The method of creating overall pattern state Look Up Tables (LUTs) (one for each of the four tables above plus one for the minor prime square free loop) indexed by the modulo current values of 'x' combined with the modulo of 'y' to find the A, B, C, and D parameters to skip, not to the next pattern, but just to the next position on the horizontal sequence. This is likely the more highly performance option as it more easily allows for extreme clock cycle per operation reduction using in-lining of the unrolled loop code and will produce more efficient code for large ranges when page segmenting as the jumps per loop are smaller on average.

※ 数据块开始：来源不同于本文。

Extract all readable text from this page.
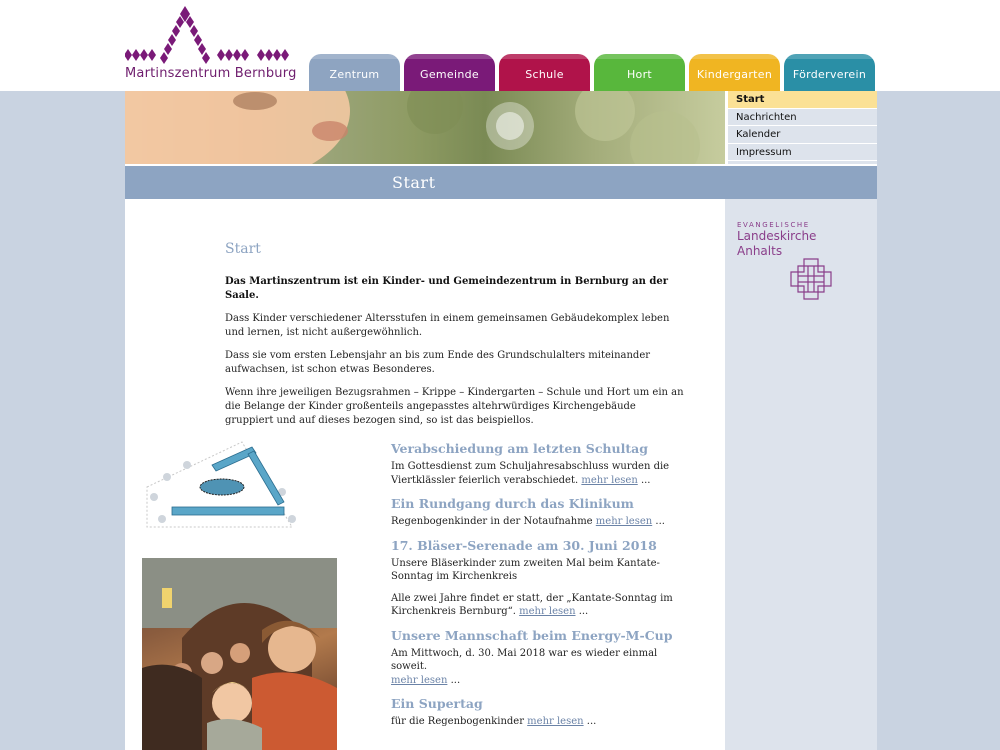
Martinszentrum Bernburg	Zentrum	Gemeinde	Schule	Hort	Kindergarten	Förderverein
Start
Nachrichten
Kalender
Impressum
Start
Start

Das Martinszentrum ist ein Kinder- und Gemeindezentrum in Bernburg an der Saale.

Dass Kinder verschiedener Altersstufen in einem gemeinsamen Gebäudekomplex leben und lernen, ist nicht außergewöhnlich.

Dass sie vom ersten Lebensjahr an bis zum Ende des Grundschulalters miteinander aufwachsen, ist schon etwas Besonderes.

Wenn ihre jeweiligen Bezugsrahmen – Krippe – Kindergarten – Schule und Hort um ein an die Belange der Kinder großenteils angepasstes altehrwürdiges Kirchengebäude gruppiert und auf dieses bezogen sind, so ist das beispiellos.

Verabschiedung am letzten Schultag
Im Gottesdienst zum Schuljahresabschluss wurden die Viertklässler feierlich verabschiedet. mehr lesen ...
Ein Rundgang durch das Klinikum
Regenbogenkinder in der Notaufnahme mehr lesen ...
17. Bläser-Serenade am 30. Juni 2018
Unsere Bläserkinder zum zweiten Mal beim Kantate-Sonntag im Kirchenkreis
Alle zwei Jahre findet er statt, der „Kantate-Sonntag im Kirchenkreis Bernburg“. mehr lesen ...
Unsere Mannschaft beim Energy-M-Cup
Am Mittwoch, d. 30. Mai 2018 war es wieder einmal soweit.
mehr lesen ...
Ein Supertag
für die Regenbogenkinder mehr lesen ...
EVANGELISCHE
Landeskirche
Anhalts
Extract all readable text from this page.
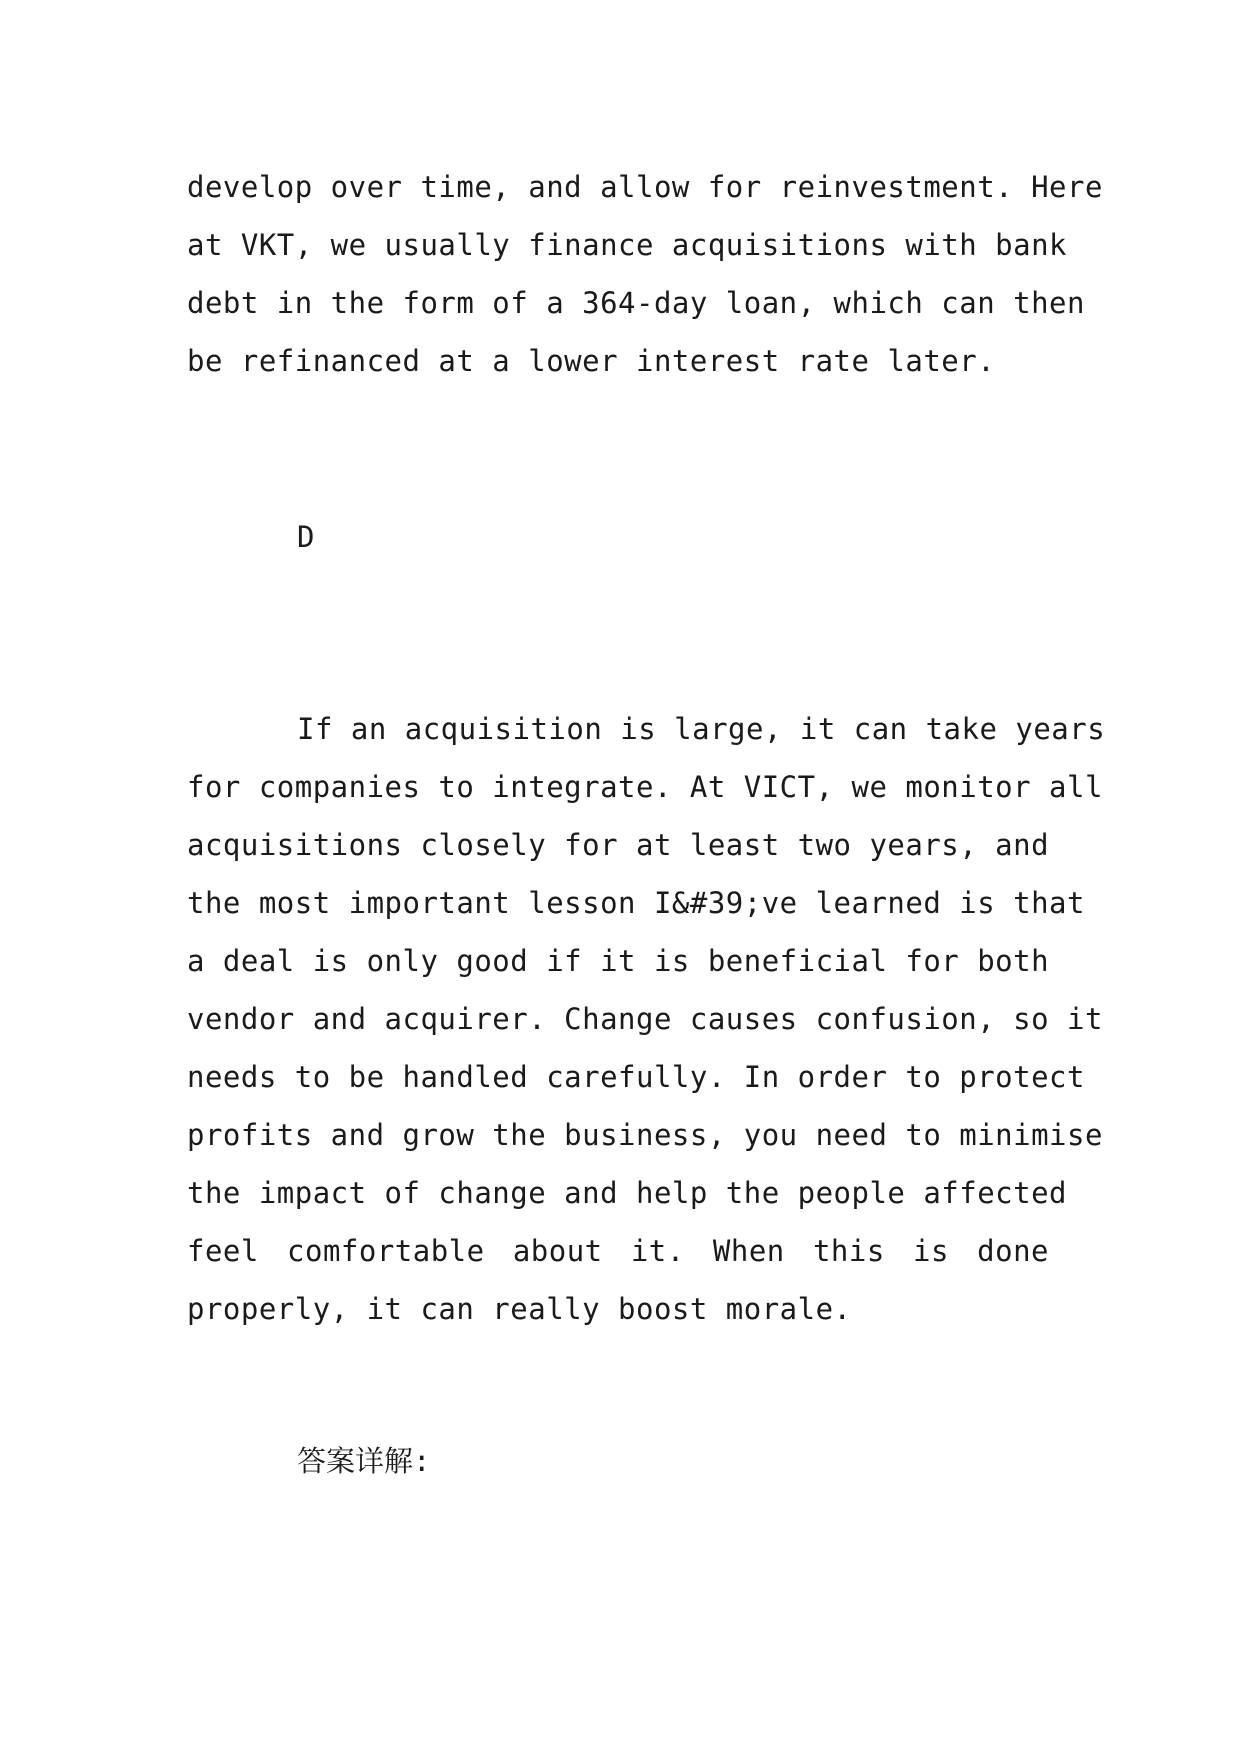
develop over time, and allow for reinvestment. Here
at VKT, we usually finance acquisitions with bank
debt in the form of a 364-day loan, which can then
be refinanced at a lower interest rate later.

D

If an acquisition is large, it can take years
for companies to integrate. At VICT, we monitor all
acquisitions closely for at least two years, and
the most important lesson I&#39;ve learned is that
a deal is only good if it is beneficial for both
vendor and acquirer. Change causes confusion, so it
needs to be handled carefully. In order to protect
profits and grow the business, you need to minimise
the impact of change and help the people affected
feel comfortable about it. When this is done
properly, it can really boost morale.

答案详解:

This will likely make the clock cycles per loop close to that of a highly optimized Sieve of Eratosthenes as in primesieve, but will not likely get to quite that low due to having to compute the variable step sizes rather than being able to use fixed prime offsets for SoE.
因此,减少初级筛的运行时间有以下三个主要目标:
So there are three governing objectives in reducing the running time for a prime sieve, as follows:
一个成功的筛选减少了操作的数量,即使是命中优化"的 SoA 与高度因轮分解的 SoE 相比也失败了约 16.7%,范围约为数十亿.
A successful sieve reduces the number of operations, which even the "hit optimized" SoA fails as compared to a highly wheel factorized SoE by about 16.7% for ranges of about a few billion.
成功的筛选减少了每个操作的 CPU 时钟周期,与高度优化的 SoE(例如 primesieve)相比,SoA 失败了,因为它的操作由于可变增量而更加复杂,同样可能减少 20% 到 60%.Atkin 和 Bernstein 的 Primegen (SoA) 大约需要 4.5 个时钟周期,而 Primesieve (SoE) 的每个操作大约需要 2.5 个时钟周期,每个周期为 10 亿,但也许 SoA 可以通过借用一些优化技术来加速素筛.
A successful sieve reduces the CPU clock cycles per operation, which the SoA fails as compared to a highly optimized SoE such as primesieve because its operations are more complex due to the variable increments, again likely by 20% to 60%. Atkin and Bernstein's primegen (SoA) takes about 4.5 as compared to about 2.5 clock cycles per operation for primesieve (SoE) for a range of one billion for each, but perhaps the SoA could be sped up somewhat by borrowing some of the optimization techniques from primesieve.
成功的筛选具有相当低的代码复杂性,因此可以使用桶筛选"和其他页面分段优化等技术更轻松地将其扩展到更大的范围.为此,Atkin 的筛选失败了,因为它在对大数字范围进行页面分割时变得更加复杂.编写一个 SoA 程序是极其复杂的,它甚至可以与伯恩斯坦的质数 (SoA) 竞争,更不用说质数筛了,而编写与质数筛性能接近的代码却很容易.
A successful sieve has reasonably low code complexity so that it can be more easily extended to larger ranges using such techniques as "bucket sieving" and other page segmentation optimizations. For this the Sieve of Atkin fails miserably as it gets exponentially more complex for page segmenting large number ranges. It is extremely complex to write a SoA program that would compete with even Bernstein's primegen (SoA) let alone with primesieve, whereas it is quite easy to write code that comes close to the same performance as primesieve.
一个成功的筛选具有较低的经验复杂性,SoA 确实比 SoE 高了一个因子 (log (log n),其中 n 是要筛选的上限,但这个额外的小比率不是可能足以弥补上述前两个综合损失率,因为这个因素随着范围的增加而变小.END_EDIT_ADD2
A successful sieve has a lower empirical complexity, which the SoA does have above the SoE by a factor of (log (log n) where n is the upper range to be sieved, but that extra small ratio is not likely ever enough to make up for the above top two combined loss ratios, as this factor gets smaller with increasing range. END_EDIT_ADD2
所以对于为什么使用阿特金筛法?"这个问题的答案是如果 SoE 是通过最大轮分解优化实现的,那么根本没有理由使用它,直到筛选出的数字非常大(64 位数字范围及更高),因此 SoA 优势非常小,可能根本无法实现,这取决于相对优化中的非常小的调整.".
So the answer to the question "Why use the Sieve of Atkin?" is "There is no reason to use it at all if the SoE is implemented with maximum wheel factorization optimizations until the numbers sieved are extremely large (64-bit number range and higher) and then the SoA advantage is very small and perhaps not realizable at all depending on very minor tweaks in relative optimizations.".
作为对另一个类似的阿特金筛选问题的回答,我已经发布了一个页面分段 C# 版本的 SoE 优化如上所述:https://stackoverflow.com/a/20559687/549617.
As an answer to another similar Sieve of Atkin question, I have posted a page segmented C# version of the SoE optimized as per the above at: https://stackoverflow.com/a/20559687/549617.
这篇关于阿特金筛的文章就介绍到这了,希望我们推荐的答案对大家有所帮助,也希望大家多多支持IT屋!